From the opening bars of "It Had to Be You" to the final scene of pure, contented love, When Harry Met Sally is 96 minutes of pure romantic comedy gold. Whether you're watching Meg Ryan and Billy Crystal's will-they-or-won't-they push-pull of banter for the first time or you know the lines (even the famous Katz's deli scene) by heart, one thing about the now-iconic film always rings loud and clear: It's one of the most precise commentaries on love, marriage, and friendship out there. Which is why, on the 25th anniversary of its premiere, we're plucking out the moments that feel just as relevant today as the day it came out.
1. You love who you love, in spite of (or because) their imperfections. There's not much plot to spoil after two-and-a-half decades, but in case there is, spoiler alert: The main characters, Harry Burns and Sally Albright, get together at the end. Even though she's a lovable high maintenance journalist and he's a curmudgeonly political consultant, they meet in the middle at the stroke of midnight on New Year's Eve after Harry realizes that Sally is the love his life. His speech, given after running outside in the cold to get to her, still warms our hearts: "I love that you get cold when it's 71 degrees out. I love that it takes you an hour and a half to order a sandwich. I love that you get a little crinkle above your nose when you're looking at me like I'm nuts. I love that after I spend the day with you, I can still smell your perfume on my clothes. And I love that you are the last person I want to talk to before I go to sleep at night. And it's not because I'm lonely, and it's not because it's New Year's Eve. I came here tonight because when you realize you want to spend the rest of your life with somebody, you want the rest of your life to start as soon as possible."
2. Platonic, opposite-sex friends might not exist. If you're firmly part of that camp, you probably love this movie. The film unpacks the stereotype that men and women can't be friends because the "sex part" always gets in the way, and ultimately determines that the rule holds.
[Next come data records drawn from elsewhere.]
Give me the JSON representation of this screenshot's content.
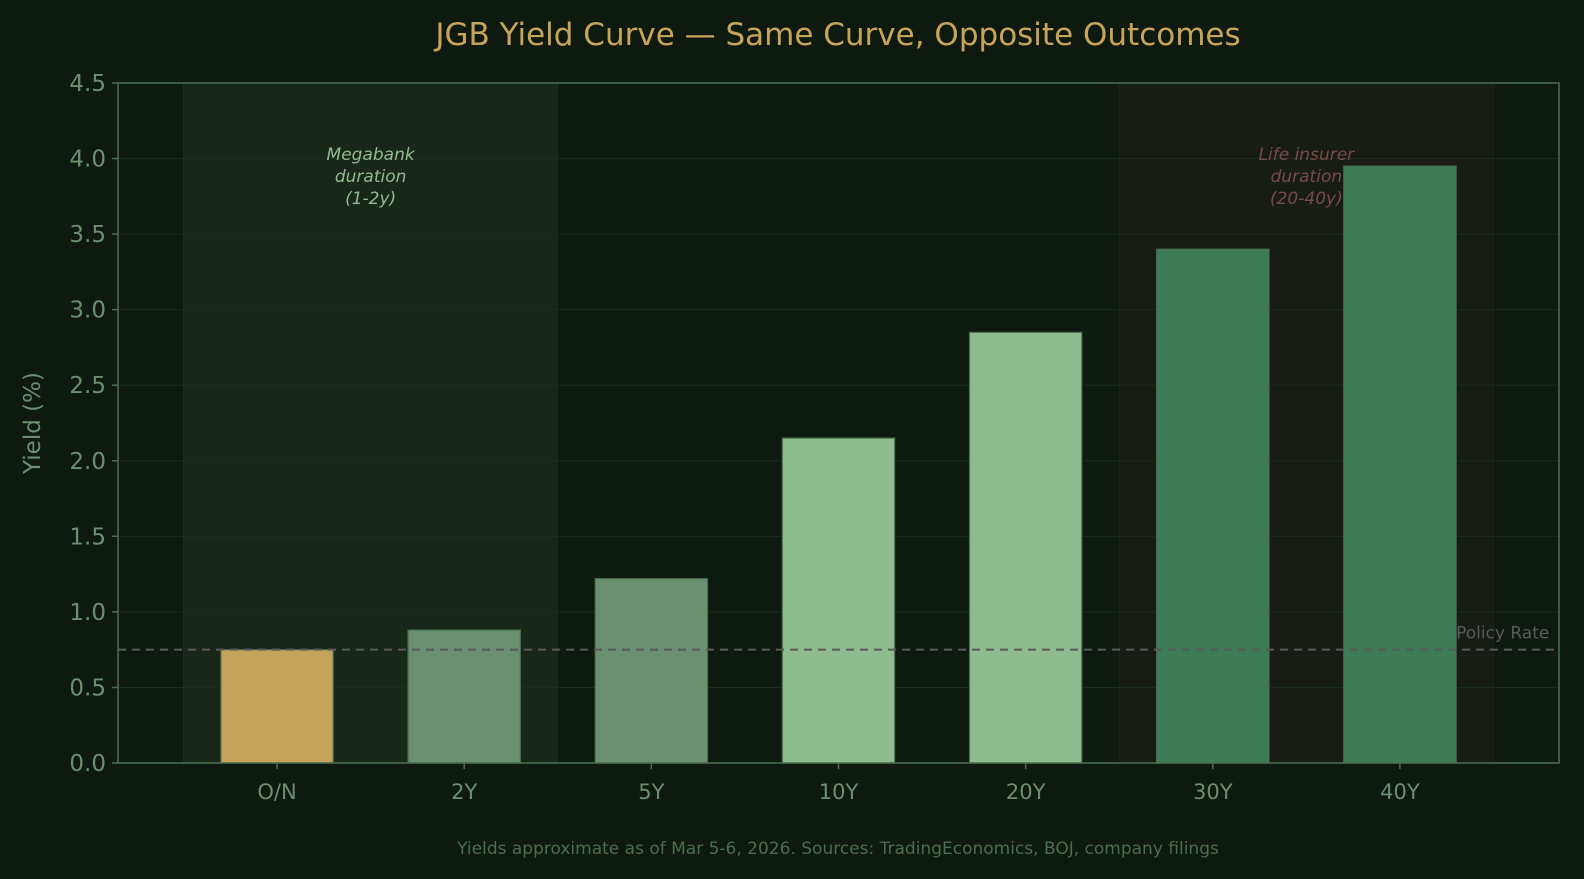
{
  "chart_data": {
    "type": "bar",
    "title": "JGB Yield Curve — Same Curve, Opposite Outcomes",
    "xlabel": "",
    "ylabel": "Yield (%)",
    "categories": [
      "O/N",
      "2Y",
      "5Y",
      "10Y",
      "20Y",
      "30Y",
      "40Y"
    ],
    "values": [
      0.75,
      0.88,
      1.22,
      2.15,
      2.85,
      3.4,
      3.95
    ],
    "bar_colors": [
      "#c4a35a",
      "#6b9070",
      "#6b9070",
      "#8fbc8f",
      "#8fbc8f",
      "#3d7a58",
      "#3d7a58"
    ],
    "ylim": [
      0,
      4.5
    ],
    "yticks": [
      "0.0",
      "0.5",
      "1.0",
      "1.5",
      "2.0",
      "2.5",
      "3.0",
      "3.5",
      "4.0",
      "4.5"
    ],
    "grid": true,
    "reference_line": {
      "label": "Policy Rate",
      "value": 0.75,
      "style": "dashed",
      "color": "#5a5a5a"
    },
    "shaded_regions": [
      {
        "label_lines": [
          "Megabank",
          "duration",
          "(1-2y)"
        ],
        "from_category": "O/N",
        "to_category": "2Y",
        "color": "#19261a",
        "text_color": "#8fbc8f"
      },
      {
        "label_lines": [
          "Life insurer",
          "duration",
          "(20-40y)"
        ],
        "from_category": "30Y",
        "to_category": "40Y",
        "color": "#171c14",
        "text_color": "#7a4a4a"
      }
    ],
    "footnote": "Yields approximate as of Mar 5-6, 2026. Sources: TradingEconomics, BOJ, company filings"
  },
  "colors": {
    "background": "#0e190f",
    "title": "#c8a45a",
    "axis": "#4a7050",
    "tick_text": "#6b9070",
    "footnote": "#4a6e4e"
  }
}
Check out what Harry said when Sally calls him out on seemingly going back on his long-ago declaration that there is no such thing as "just friends." "No, no, no, I never said that...Yes, that's right, they can't be friends. Unless both of them are involved with other people, then they can...This is an amendment to the earlier rule. If the two people are in relationships, the pressure of possible involvement is lifted... That doesn't work either, because what happens then is, the person you're involved with can't understand why you need to be friends with the person you're just friends with. Like it means something is missing from the relationship and why do you have to go outside to get it? And when you say 'No, no, no it's not true, nothing is missing from the relationship,' the person you're involved with then accuses you of being secretly attracted to the person you're just friends with, which you probably are. I mean, come on, who the hell are we kidding, let's face it. Which brings us back to the earlier rule before the amendment, which is men and women can't be friends."
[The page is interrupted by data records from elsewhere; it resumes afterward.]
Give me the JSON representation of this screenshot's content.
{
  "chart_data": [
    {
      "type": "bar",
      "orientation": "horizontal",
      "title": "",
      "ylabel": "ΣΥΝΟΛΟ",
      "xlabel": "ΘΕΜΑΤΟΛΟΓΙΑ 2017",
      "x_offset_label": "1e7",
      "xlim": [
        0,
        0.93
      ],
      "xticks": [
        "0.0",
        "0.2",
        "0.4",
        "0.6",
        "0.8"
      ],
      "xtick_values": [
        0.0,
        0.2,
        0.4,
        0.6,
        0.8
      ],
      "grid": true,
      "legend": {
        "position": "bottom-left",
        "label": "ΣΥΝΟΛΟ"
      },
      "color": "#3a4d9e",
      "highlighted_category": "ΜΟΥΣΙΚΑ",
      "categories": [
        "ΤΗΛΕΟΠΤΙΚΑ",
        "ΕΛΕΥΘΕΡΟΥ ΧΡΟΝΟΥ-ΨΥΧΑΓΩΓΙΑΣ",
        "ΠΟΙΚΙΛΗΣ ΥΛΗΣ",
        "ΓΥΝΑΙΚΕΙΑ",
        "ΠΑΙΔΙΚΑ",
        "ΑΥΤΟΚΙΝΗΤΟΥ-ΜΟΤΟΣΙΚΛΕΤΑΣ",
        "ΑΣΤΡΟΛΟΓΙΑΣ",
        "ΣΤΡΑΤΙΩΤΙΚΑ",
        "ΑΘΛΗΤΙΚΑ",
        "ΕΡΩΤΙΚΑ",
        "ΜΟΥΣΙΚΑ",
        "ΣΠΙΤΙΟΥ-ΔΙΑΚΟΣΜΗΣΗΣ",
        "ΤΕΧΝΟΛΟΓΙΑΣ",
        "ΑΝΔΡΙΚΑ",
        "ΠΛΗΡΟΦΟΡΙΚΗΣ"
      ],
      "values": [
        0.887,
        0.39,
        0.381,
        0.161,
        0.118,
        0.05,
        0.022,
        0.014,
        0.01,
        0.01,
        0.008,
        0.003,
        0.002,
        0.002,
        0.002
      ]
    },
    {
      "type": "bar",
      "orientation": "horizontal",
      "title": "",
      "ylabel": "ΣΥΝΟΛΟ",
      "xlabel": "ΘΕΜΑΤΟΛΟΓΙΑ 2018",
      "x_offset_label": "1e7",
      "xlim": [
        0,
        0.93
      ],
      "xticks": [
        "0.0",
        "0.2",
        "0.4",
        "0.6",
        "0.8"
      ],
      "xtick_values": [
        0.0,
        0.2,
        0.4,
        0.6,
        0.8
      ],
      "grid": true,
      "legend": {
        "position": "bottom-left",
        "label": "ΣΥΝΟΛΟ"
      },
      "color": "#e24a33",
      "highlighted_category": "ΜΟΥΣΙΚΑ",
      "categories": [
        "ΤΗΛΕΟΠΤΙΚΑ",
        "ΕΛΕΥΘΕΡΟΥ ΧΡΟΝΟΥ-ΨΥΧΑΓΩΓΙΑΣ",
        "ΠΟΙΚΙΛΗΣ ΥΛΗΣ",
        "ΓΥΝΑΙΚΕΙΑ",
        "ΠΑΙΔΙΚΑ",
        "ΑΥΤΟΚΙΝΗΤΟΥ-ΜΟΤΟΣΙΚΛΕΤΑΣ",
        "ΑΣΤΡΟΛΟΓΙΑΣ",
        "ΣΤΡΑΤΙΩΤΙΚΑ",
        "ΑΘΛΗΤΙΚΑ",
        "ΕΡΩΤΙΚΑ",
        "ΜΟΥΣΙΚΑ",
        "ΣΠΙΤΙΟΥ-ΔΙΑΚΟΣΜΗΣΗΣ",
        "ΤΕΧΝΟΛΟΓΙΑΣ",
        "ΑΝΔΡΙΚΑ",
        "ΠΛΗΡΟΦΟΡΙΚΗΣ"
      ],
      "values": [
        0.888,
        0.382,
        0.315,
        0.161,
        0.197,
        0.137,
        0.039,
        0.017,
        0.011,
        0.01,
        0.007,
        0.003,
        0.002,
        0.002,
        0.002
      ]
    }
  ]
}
3. Don't get fooled. Presented without further comment.
4. Be careful of taking someone to the airport. It's an interesting concept to consider:
Harry Burns: "You take someone to the airport, its clearly the beginning of the relationship. That's why I have never taken anyone to the airport at the beginning of a relationship."
Sally Albright: "Why?"
Harry Burns: "Because eventually things move on and you don't take someone to the airport and I never wanted anyone to say to me, 'How come you never take me to the airport anymore?'"
5. Always, always, always look to longtime-married couples for advice. The adorable vignettes of older couples sharing stories of how they met is by far the highlight out of many bright spots. Though the stories are relayed by actors, the content was taken from real couples.